Retaliation Claims on the Rise
While retaliation claims in employment matters were initially just tacked onto underlying discrimination claims, they are often the more challenging claims to overcome. The Society for Human Resource Management reported that 2010 marked the first year in which employees filed more retaliation claims with the EEOC than race discrimination claims.
These claims can be more difficult to defeat on a summary judgment motion, which thereby increases the defense costs and the settlement value of an employment claim that also alleges retaliation. The change began after the U.S. Supreme Court lowered the burden of proof for plaintiffs in its 2006 opinion in Burlington Northern v. White. The Court held that the anti-retaliation provision of Title VII of the Civil Rights Act of 1964 merely requires the aggrieved employee to prove the employer did something that would dissuade a reasonable worker from seeking a remedy for discrimination in the workplace.
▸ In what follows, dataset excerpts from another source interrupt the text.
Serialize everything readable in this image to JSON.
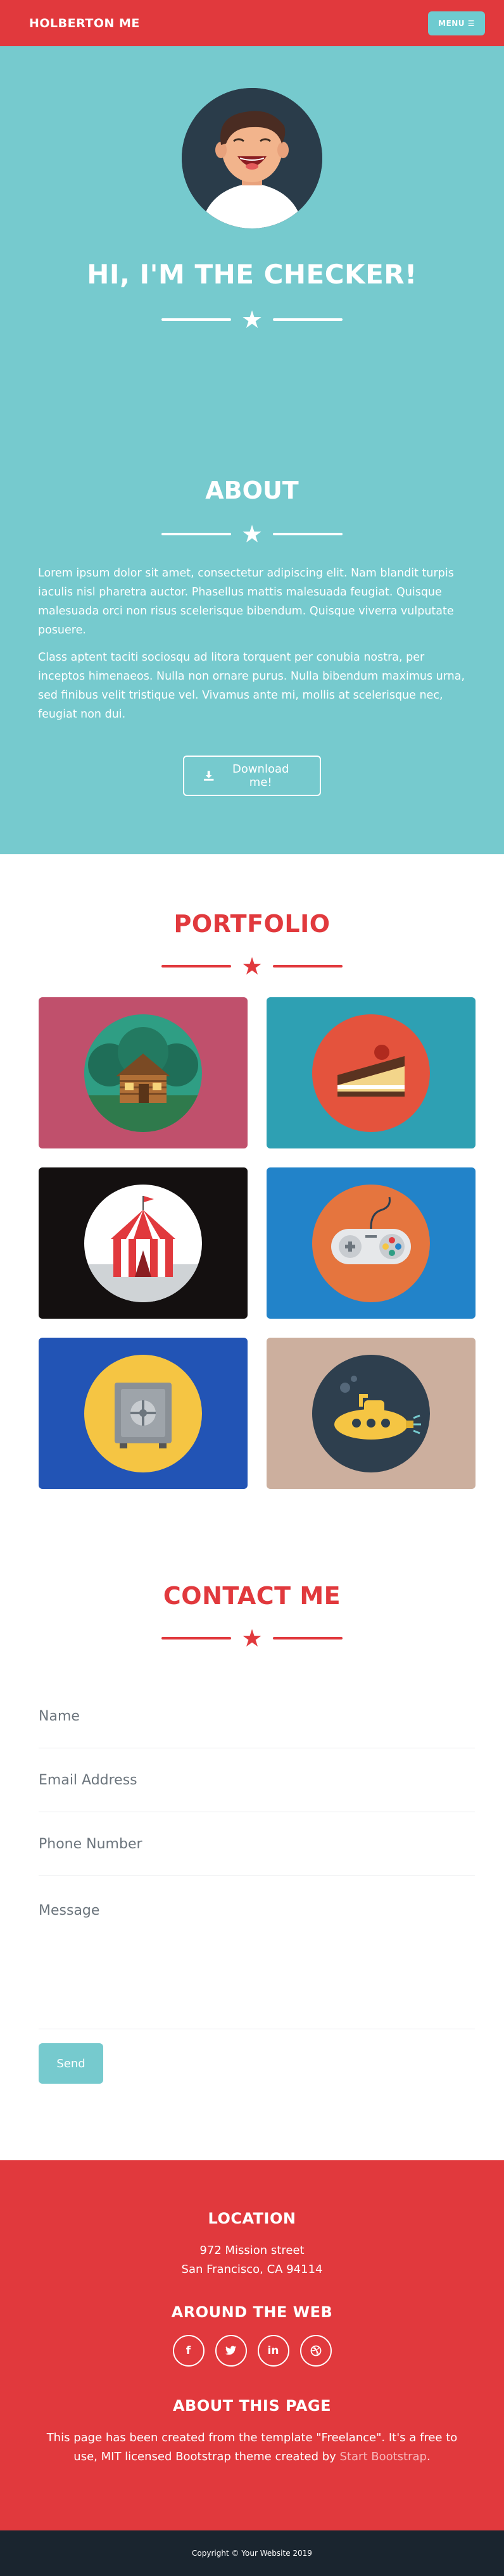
{
  "navbar": {
    "brand": "HOLBERTON ME",
    "menu_label": "MENU ☰"
  },
  "masthead": {
    "title": "HI, I'M THE CHECKER!"
  },
  "about": {
    "title": "ABOUT",
    "paragraph_1": "Lorem ipsum dolor sit amet, consectetur adipiscing elit. Nam blandit turpis iaculis nisl pharetra auctor. Phasellus mattis malesuada feugiat. Quisque malesuada orci non risus scelerisque bibendum. Quisque viverra vulputate posuere.",
    "paragraph_2": "Class aptent taciti sociosqu ad litora torquent per conubia nostra, per inceptos himenaeos. Nulla non ornare purus. Nulla bibendum maximus urna, sed finibus velit tristique vel. Vivamus ante mi, mollis at scelerisque nec, feugiat non dui.",
    "download_label": "Download me!"
  },
  "portfolio": {
    "title": "PORTFOLIO",
    "items": [
      {
        "name": "cabin",
        "bg": "#c0506c",
        "disc": "#2f9e84"
      },
      {
        "name": "cake",
        "bg": "#2ea0b3",
        "disc": "#e4533d"
      },
      {
        "name": "circus",
        "bg": "#141010",
        "disc": "#ffffff"
      },
      {
        "name": "game-controller",
        "bg": "#2283c9",
        "disc": "#e5753e"
      },
      {
        "name": "safe",
        "bg": "#2254b5",
        "disc": "#f5c543"
      },
      {
        "name": "submarine",
        "bg": "#ccaf9e",
        "disc": "#2e3f4e"
      }
    ]
  },
  "contact": {
    "title": "CONTACT ME",
    "name_placeholder": "Name",
    "email_placeholder": "Email Address",
    "phone_placeholder": "Phone Number",
    "message_placeholder": "Message",
    "send_label": "Send"
  },
  "footer": {
    "location_title": "LOCATION",
    "address_line_1": "972 Mission street",
    "address_line_2": "San Francisco, CA 94114",
    "web_title": "AROUND THE WEB",
    "socials": [
      "facebook-icon",
      "twitter-icon",
      "linkedin-icon",
      "dribbble-icon"
    ],
    "about_title": "ABOUT THIS PAGE",
    "about_text_1": "This page has been created from the template \"Freelance\". It's a free to use, MIT licensed Bootstrap theme created by ",
    "about_link": "Start Bootstrap",
    "about_text_2": "."
  },
  "copyright": "Copyright © Your Website 2019",
  "colors": {
    "red": "#e1393d",
    "teal": "#76cace",
    "dark": "#1a252f"
  }
}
Subsequent Supreme Court opinions have further lowered the bar for employees to assert and maintain retaliation claims, including a 2009 holding that retaliation claims need not be presented in writing.
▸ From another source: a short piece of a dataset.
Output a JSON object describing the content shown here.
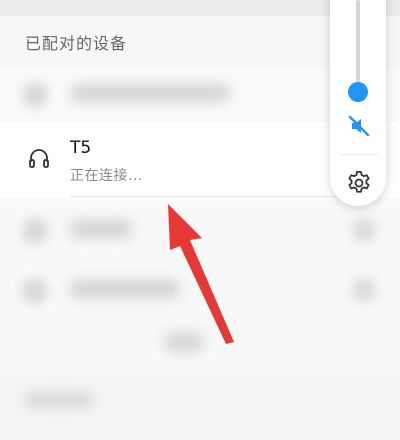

These changes in the law suggest several policies employers should implement, or stringently enforce if such policies are already in place. Borrowing from the axiom that the three most important things in real estate are "location, location and location," we advise our clients that the three most important things in HR are "documentation, documentation and documentation." Any complaint of discrimination should be taken very seriously (more on this in future posts) and the investigation should be thoroughly documented. The initial interview and any follow-up meetings with the employee presenting the complaint should include a request that the employee notify HR if the employee believes he or she is the subject of retaliation. The file should include a notation that HR presented this request. Regardless of what results from the employee's initial complaint (even including a formal Charge of Discrimination with the EEOC of a state counterpart), make a point of calendaring a date for follow-up with the employee on regular intervals over the ensuing months, to specifically ask if he or she has experienced anything regarded as discrimination. These inquiries, too, should be documented in the personnel file.